4)         Dari beberapa sebab perbadaan diatas pada perinsipnya disebabkan karena berbeda dalam memahami nash dan metode pengambilan hukum yang dikarenakan sosio-kultural dan geografisnya

 

 6.         Bentuk-bentuk Ijtihad

            Ijtihad sebagai sebuah metode atau cara dalam menghasilkan sebuah hukum terbagi ke dalam beberapa bagian, seperti berikut:

a)         Ijma’

Ijma’ adalah kesepakatan mujtahid tentang hukum syara’ dari suatu peristiwa setelah Rosul wafat. Sebagai contoh adalah setelah rasul meninggal diperlukan pengangkatan pengganti beliau yang disebut dengan kholifah maka kaum muslimin pada waktu itu sepakat mengangkat Abu Bakar sebagai kholifah pertama.

b.         Qiyas

Qiyas adalah menetapkan hukum suatu kejadian atau peristiwa yang tidak ada dasar nashnya dengan cara membandingkan dengan suatu kejadian yang telah ditetapakan hukumnya berdasarkan nash karena ada persamaan illat/sifat diantara kejadian atau peristiwa itu. Contoh narkotika diqiyaskan dengan meminum khmar.
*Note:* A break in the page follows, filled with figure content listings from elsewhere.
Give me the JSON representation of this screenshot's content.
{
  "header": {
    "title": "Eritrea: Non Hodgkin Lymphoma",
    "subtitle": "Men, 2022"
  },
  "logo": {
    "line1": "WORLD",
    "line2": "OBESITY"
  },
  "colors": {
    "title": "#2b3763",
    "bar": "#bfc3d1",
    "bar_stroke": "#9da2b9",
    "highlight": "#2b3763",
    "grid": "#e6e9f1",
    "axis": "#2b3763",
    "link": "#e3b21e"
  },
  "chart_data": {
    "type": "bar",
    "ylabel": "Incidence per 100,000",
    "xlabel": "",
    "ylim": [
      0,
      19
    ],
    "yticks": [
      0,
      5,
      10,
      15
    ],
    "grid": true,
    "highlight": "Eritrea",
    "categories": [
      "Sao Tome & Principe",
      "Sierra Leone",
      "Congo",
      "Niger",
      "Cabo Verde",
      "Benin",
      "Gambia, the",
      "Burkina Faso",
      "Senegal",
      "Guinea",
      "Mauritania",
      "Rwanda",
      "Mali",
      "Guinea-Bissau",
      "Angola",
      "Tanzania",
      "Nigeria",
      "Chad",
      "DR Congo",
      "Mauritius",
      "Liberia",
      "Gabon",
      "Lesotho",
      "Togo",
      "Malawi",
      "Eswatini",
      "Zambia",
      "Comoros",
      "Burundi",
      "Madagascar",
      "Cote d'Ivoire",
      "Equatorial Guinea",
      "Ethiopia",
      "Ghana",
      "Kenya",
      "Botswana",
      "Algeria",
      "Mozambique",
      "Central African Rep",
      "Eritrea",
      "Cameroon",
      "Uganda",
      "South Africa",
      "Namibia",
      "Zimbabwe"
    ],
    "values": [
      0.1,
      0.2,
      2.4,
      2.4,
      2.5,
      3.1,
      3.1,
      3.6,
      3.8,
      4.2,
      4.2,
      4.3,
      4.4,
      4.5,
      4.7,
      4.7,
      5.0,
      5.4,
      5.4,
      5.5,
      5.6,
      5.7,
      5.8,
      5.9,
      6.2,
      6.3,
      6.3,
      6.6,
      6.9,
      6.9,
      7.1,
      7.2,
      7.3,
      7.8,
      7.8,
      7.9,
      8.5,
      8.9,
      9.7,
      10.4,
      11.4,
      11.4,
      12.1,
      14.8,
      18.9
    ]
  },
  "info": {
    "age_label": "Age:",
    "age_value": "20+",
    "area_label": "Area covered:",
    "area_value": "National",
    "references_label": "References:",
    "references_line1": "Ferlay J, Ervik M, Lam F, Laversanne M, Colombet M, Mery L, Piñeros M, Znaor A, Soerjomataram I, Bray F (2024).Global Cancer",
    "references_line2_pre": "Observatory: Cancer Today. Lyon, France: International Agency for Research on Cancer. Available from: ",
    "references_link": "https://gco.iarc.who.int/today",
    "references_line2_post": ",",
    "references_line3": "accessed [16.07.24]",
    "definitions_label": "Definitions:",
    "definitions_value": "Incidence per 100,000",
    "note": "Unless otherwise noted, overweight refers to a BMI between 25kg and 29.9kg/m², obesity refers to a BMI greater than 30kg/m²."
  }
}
c.         Maslahah mursalah.

Maslahah mursalah adalah suatu kemaslahatan dimana syar’i tidak mensyariatkan sutau hukum ntuk merealisir kemaslahatan itu dan tidak ada dalil yang menunjukkan atas pengakuanya atau pembatalanya. Contoh kemaslahatan yang karenanya para sahabat mensyariatkan pengadaan penjara, pencetakan mata uang, penetapan tanah pertanian, memungut pajak.

d.         Urf’

Urf’ menurut bahasa berarti kebiasaan. Sedangkan menurt istilah sesuatu yang telah dikenal orang banyak dan menjadi tradisi mereka dan tentunya tradisi disini adalah kebiasaan yang tidak dilarang. Contoh: saling pengertian manusia terhadap jual beli dengan cara saling memberikan tanpa adanya sighot lafdliyah.